Когда-то их с Эдвардом здесь венчали, и тот же самый пастор, что читал сейчас проповедь, объявил их мужем и женой. После венчания последовал свадебный завтрак. Подобающее такому случаю шампанское пузырилось и искрилось в бокале у Элизабет.

Как же она была разочарована, когда выяснилось, что у них с Эдвардом не будет медового месяца, и как волновалась в предвкушении новой жизни в своем собственном доме. Как много она ждала от первой брачной ночи!

Невидящими глазами Элизабет смотрела в раскрытую у нее на коленях Библию. Ребекка обустроила их новый дом в городе. Ребекка наняла прислугу. Единственное, на что имела право Элизабет в своей новой жизни, — это Эдвард. Но он проводил с ней по несколько минут каждую ночь. Все только ради того, чтобы она забеременела, а он получил голоса избирателей.

Шуршание бумаги наполнило церковь. Сидевшая рядом Ребекка перевернула страницу в своей Библии. Элизабет машинально последовала ее примеру. Сквозь вуаль она смотрела на маленькие черные буквы и никак не могла сообразить, с какого места ей надо читать.

Склонив голову, она заглянула в Библию матери. Заповеди блаженства, убийство, развод.

Развод запрещен, за исключением тех случаев, когда измена одного из супругов доказана.

У Эдварда есть любовница. Прелюбодеяние — это и есть измена.

«Я буду ждать, дорогая».

Элизабет откинулась на спинку скамьи. Ее сердце глухо билось в груди, туго стянутой корсетом. Голос пастора теперь звучал гораздо громче, по-видимому, для прихожан, сидевших в задних рядах, и отзывался канонадой в ее голове. О чем она думает? Добропорядочная женщина никогда не потребует развода.
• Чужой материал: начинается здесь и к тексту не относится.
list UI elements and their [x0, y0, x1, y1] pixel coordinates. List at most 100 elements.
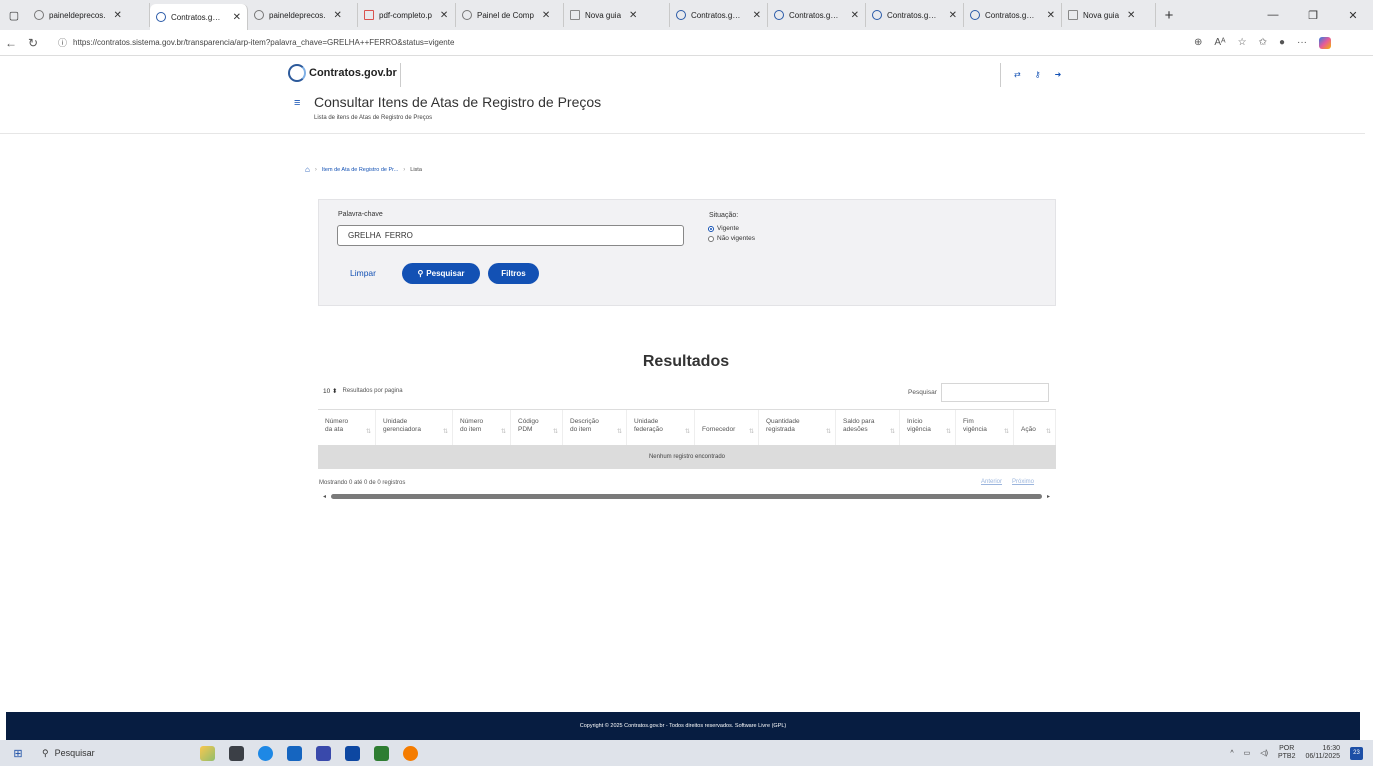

Элизабет постаралась сконцентрировать все свое внимание на пасторе, на блестящей поверхности деревянного алтаря, на тающих свечах, на изысканной вышивке, украшавшей одеяния священника. Благородные мысли, подобающие благородной женщине.

— Элизабет.

Она отрешенно посмотрела на мать. Глухое эхо шаркающих ног наполнило церковь. Первый ряд наполовину опустел. Другие прихожане, выказывая явное нетерпение, включая ее мужа и родителей, толпились в ожидании своей очереди покинуть церковь. Покраснев, Элизабет быстро поднялась. Громкий стук заглушил шум удалявшихся шагов.

Эдвард быстро поднял и протянул ей книгу. Странное выражение промелькнуло на его лице.

Солнечный свет залил проходы между рядами, превратив малиновую ковровую дорожку в кроваво-красную. Элизабет, улыбаясь знакомым, прошла вдоль скамеек. И только оказавшись снаружи, глубоко вздохнула.

— Элизабет, Эдвард и твой отец пойдут сейчас в клуб, почему бы нам с тобой вместе не позавтракать?

Каждое воскресенье после службы в церкви Эдвард и ее отец отправлялись в клуб, а Ребекка приглашала дочь на завтрак. И каждый раз Элизабет не могла отказаться.

По воскресеньям им с матерью о многом надо было поговорить: обсудить светские и политические рауты предстоящей недели, скоординировать свои планы…

— Нет, мама, мне еще нужно просмотреть несколько писем, — солгала она.

Изумрудно-зеленые глаза Ребекки встревоженно блеснули сквозь черную вуаль. Элизабет попыталась вспомнить, появлялось ли в этих глазах когда-нибудь выражение радости и любви, но так и не смогла припомнить.

— Но в наши ближайшие планы нужно внести некоторые изменения.

— Мы сможем обсудить это за завтраком во вторник, мама.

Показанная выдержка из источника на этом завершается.